The scenario is usually something like this: Johnny or Sally is late for class (or some such thing), and the teacher tells them that their punishment will be, “a writing assignment.” Ugh. In the mildest form it is usually the old, “I WILL NOT ________” 100 times on the board or on paper. This is bad enough as it makes the connection between pen and paper and punishment. However, at its worst, the “punishment” is an actual writing assignment. Maybe it’s an essay on why it’s important to not be late. Maybe it’s a report on anything, as long as it is X number of words. Sometimes it is a two-page biographical sketch of the student’s choice. (In and of itself – an excellent educational activity!) But as punishment? The message is clear. If you, Johnny or Sally, do something wrong you may very well be forced to write –
and we know how much you hate to write! (Or if you don’t hate to write, you should!)
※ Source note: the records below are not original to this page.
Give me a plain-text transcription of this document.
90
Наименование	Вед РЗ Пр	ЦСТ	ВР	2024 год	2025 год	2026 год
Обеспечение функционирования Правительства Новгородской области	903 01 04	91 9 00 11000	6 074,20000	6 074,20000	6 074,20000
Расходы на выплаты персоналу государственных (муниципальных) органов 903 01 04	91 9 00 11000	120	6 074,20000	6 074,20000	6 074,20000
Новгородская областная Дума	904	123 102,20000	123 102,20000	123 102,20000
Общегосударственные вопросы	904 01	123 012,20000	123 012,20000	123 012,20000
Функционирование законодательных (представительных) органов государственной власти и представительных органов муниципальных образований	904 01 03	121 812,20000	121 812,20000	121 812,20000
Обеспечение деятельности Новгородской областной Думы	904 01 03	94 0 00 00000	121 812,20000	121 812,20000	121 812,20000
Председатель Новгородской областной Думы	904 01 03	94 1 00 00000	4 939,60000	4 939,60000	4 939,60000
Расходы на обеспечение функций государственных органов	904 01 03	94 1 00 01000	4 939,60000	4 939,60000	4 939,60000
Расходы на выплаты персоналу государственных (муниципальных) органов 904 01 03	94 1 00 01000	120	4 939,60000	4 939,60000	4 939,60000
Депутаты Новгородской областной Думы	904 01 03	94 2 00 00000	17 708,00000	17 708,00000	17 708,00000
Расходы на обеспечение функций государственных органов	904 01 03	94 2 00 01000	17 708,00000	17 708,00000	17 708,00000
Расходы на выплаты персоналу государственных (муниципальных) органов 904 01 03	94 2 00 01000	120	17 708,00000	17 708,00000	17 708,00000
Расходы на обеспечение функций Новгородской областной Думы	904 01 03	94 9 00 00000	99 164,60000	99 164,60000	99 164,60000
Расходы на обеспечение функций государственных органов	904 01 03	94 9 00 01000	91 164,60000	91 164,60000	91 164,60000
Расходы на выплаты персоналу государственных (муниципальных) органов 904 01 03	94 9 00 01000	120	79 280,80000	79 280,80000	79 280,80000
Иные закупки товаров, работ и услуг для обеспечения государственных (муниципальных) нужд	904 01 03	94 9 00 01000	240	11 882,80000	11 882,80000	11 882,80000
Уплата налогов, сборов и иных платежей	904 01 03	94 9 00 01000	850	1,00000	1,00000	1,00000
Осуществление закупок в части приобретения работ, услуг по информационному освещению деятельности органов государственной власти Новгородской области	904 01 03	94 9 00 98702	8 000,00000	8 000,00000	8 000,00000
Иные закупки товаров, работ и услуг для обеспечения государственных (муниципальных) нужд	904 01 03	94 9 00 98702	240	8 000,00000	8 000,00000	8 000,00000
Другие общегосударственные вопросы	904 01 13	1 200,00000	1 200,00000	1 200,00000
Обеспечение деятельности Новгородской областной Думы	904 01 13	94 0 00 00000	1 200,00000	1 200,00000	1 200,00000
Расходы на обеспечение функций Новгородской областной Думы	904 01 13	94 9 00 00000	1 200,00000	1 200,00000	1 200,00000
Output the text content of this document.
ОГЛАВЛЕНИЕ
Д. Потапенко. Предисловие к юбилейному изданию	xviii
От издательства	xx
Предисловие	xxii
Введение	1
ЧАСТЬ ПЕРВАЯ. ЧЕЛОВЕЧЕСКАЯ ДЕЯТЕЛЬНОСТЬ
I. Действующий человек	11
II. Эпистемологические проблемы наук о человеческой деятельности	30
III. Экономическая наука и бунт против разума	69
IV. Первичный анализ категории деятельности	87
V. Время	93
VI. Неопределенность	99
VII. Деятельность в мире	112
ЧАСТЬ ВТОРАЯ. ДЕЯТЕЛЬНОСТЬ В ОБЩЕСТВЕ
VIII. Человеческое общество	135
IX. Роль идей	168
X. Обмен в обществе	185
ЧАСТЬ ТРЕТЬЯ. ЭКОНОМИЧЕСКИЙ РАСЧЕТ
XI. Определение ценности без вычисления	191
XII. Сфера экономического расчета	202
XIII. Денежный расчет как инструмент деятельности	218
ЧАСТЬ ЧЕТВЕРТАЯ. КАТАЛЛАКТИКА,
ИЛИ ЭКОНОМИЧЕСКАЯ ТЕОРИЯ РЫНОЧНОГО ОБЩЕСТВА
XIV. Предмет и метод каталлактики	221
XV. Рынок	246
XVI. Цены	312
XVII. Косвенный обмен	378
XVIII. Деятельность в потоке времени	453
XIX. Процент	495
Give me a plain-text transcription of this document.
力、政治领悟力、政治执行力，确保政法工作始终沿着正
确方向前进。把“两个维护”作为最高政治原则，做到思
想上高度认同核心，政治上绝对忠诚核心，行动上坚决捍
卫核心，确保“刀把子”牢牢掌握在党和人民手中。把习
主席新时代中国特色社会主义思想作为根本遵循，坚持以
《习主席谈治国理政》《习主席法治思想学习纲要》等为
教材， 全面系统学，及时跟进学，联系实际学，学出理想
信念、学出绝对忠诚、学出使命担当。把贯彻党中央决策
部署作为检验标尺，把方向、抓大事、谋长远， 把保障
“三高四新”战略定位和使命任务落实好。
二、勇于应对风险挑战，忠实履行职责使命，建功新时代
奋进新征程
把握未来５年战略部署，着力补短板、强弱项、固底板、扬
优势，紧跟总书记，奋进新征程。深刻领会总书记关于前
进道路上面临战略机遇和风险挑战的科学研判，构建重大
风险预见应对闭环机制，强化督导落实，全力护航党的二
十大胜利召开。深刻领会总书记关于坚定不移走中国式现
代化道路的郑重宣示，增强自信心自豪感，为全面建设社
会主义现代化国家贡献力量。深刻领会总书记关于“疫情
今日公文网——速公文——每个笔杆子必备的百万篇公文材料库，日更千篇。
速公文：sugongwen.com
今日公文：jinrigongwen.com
The basis of this punishment is an assumption that nobody actually likes to write. Can you imagine? As punishment, you will have to learn about somebody and put your reflections – on paper! In other words, research and (God forbid) writing is such an awful activity, that if you do something wrong – you are stuck with pen and paper, or in front of a computer screen to do something more than play games. You will have to…..to…..to….. write!
How stupid can we be? How have we let this go on as long as it has? Do you need a Masters in Education to see how crazy this is? Well….forget that last sentence….many of them are the very people who perpetuate this atrocity. You might very well need to step away from the education establishment to see the absurdity in using writing as punishment.
What can we do? If you agree, and you find your schools are using writing as punishment – complain. Loudly. In person – and in, uh, writing. If you have children and they are “threatened” with a writing assignment as discipline, it’s time to call the teacher and make an appointment. Many teachers when presented with the common-sense of NOT using this method will hit their forehead and say, “What was I thinking?,” others though will fight to the bitter end because that’s what they were taught. If they claim it is school policy – time to make the appointment with the principal. If the principal claims it is district policy – time to write that speech for the school board.
Writing as punishment? What a horrible message to send our children. Let’s all – all of us who love pens, pencils, paper, books and writing – do our part to help change this upside-down kind of thinking about writing. No more writing as punishment. Period.